Erbberechtigt – die Wahrheit über Vlad Tepes

(2007)

 

Mein größter Wunsch war es, der Besitzer eines Schlosses zu sein. Ich hegte keine romantischen Gedanken daran, ich wollte es mein Eigen nennen können, darin leben, es traditionell ausstatten und Führungen veranstalten. Vielleicht.

Vielleicht würde es mein Geheimnis bleiben, meine Ruhestätte, in der ich alleine lebte und arbeitete. An Geld mangelte es mir nicht, es fehlte die passende Immobilie. Die Schlösser, die ich in der gesamten Welt begutachtete, waren zu klein oder so verfallen, dass ein Aufbau nicht lohnte. Sie hatten kein Flair, keine mir wohlklingende Geschichte oder wurden nur unter unakzeptablen Bedingungen verkauft.

Als die Presse im Sommer 2007 meldete, Schloss Bran sollte veräußert werden, hatte ich mein zukünftiges Domizil gefunden, auf das ich vermutlich bei meiner langen Suche gewartete hatte.

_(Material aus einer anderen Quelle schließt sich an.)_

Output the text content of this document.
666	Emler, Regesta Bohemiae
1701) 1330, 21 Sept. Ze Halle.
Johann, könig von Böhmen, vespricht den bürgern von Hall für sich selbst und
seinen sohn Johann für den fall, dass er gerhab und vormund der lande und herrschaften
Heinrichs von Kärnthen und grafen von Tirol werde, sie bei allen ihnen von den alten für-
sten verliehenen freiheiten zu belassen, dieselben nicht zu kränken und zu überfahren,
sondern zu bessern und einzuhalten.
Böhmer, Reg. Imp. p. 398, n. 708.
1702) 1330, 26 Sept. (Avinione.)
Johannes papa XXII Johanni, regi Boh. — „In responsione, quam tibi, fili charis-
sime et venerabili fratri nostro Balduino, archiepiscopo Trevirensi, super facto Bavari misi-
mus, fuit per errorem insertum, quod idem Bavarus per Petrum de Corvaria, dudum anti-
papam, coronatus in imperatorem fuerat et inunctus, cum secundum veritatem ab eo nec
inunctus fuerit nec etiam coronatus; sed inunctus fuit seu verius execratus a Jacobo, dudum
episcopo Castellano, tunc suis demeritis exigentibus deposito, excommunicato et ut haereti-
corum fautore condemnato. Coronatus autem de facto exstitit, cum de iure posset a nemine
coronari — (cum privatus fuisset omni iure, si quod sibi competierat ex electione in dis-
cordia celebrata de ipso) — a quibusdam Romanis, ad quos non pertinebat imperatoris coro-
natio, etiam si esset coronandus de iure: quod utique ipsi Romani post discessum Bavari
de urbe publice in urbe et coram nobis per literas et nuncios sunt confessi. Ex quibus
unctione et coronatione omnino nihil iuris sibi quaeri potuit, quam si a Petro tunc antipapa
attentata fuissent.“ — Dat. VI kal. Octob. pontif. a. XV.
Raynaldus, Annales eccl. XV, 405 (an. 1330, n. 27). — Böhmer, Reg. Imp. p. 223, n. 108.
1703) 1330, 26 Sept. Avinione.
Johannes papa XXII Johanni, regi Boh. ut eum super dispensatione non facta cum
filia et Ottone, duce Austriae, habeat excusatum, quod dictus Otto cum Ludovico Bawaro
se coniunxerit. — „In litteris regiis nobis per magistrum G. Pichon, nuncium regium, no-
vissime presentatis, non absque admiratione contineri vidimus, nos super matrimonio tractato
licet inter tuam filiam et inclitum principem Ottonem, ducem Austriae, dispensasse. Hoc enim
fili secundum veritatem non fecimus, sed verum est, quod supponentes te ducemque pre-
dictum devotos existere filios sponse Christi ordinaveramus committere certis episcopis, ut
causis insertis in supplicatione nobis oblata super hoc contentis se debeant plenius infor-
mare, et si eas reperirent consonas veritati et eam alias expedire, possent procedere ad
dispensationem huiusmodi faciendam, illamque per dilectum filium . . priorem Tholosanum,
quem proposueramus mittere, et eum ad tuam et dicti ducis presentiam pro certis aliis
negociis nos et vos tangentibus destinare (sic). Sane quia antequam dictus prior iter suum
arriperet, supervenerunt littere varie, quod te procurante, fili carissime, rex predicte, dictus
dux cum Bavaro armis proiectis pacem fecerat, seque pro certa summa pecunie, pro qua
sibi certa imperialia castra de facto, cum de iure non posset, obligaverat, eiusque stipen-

Schloss Bran hatte alles, was ich ersehnt hatte. Bereits im Vorjahr hatte der Besitzer Habsburg das Schloss für 59 Millionen Euro dem rumänischen Staat zum Kauf angeboten, erläuterte der Artikel, doch der Staat hatte abgelehnt. Im Januar 2007 bot der Millionär Oligarch Abramowitsch 60 Millionen Euro für das Schloss, doch der Verkauf kam aus unbekannten Gründen nicht zustande.

Das Schloss wartete auf mich. Ich ergriff meine Chance sofort. Und kontaktierte am gleichen Tag die Investmentfirma. Ich hatte eine Zahl, ich hatte ein Ziel.

Mein Angebot war hoch. Meine Entschlossenheit duldete keinen Widerspruch. Ich wollte dieses Schloss. Sofort.

Einen Tag später erhielt ich den Kaufvertrag per E-Mail. Meine Sachen waren gepackt. Ich reiste nach Bukarest, lieferte Vertrag und Scheck persönlich ab, unterschrieb alle nötigen, notariell beglaubigten Unterlagen. Die Immobilienfirma hatte sich wirklich beeilt, aber mit ihrem Honorar, das sie durch diesen Verkauf erhielten, war es ihnen auch möglich, selbst ein Schloss zu kaufen – ein kleineres natürlich.

 

Als ich mich mit einem Taxi nach Brasov und von da aus zu meinem neuen Heim fahren ließ, regnete es. Das war gut, denn bei schlechtem Wetter hielten sich die Touristen fern.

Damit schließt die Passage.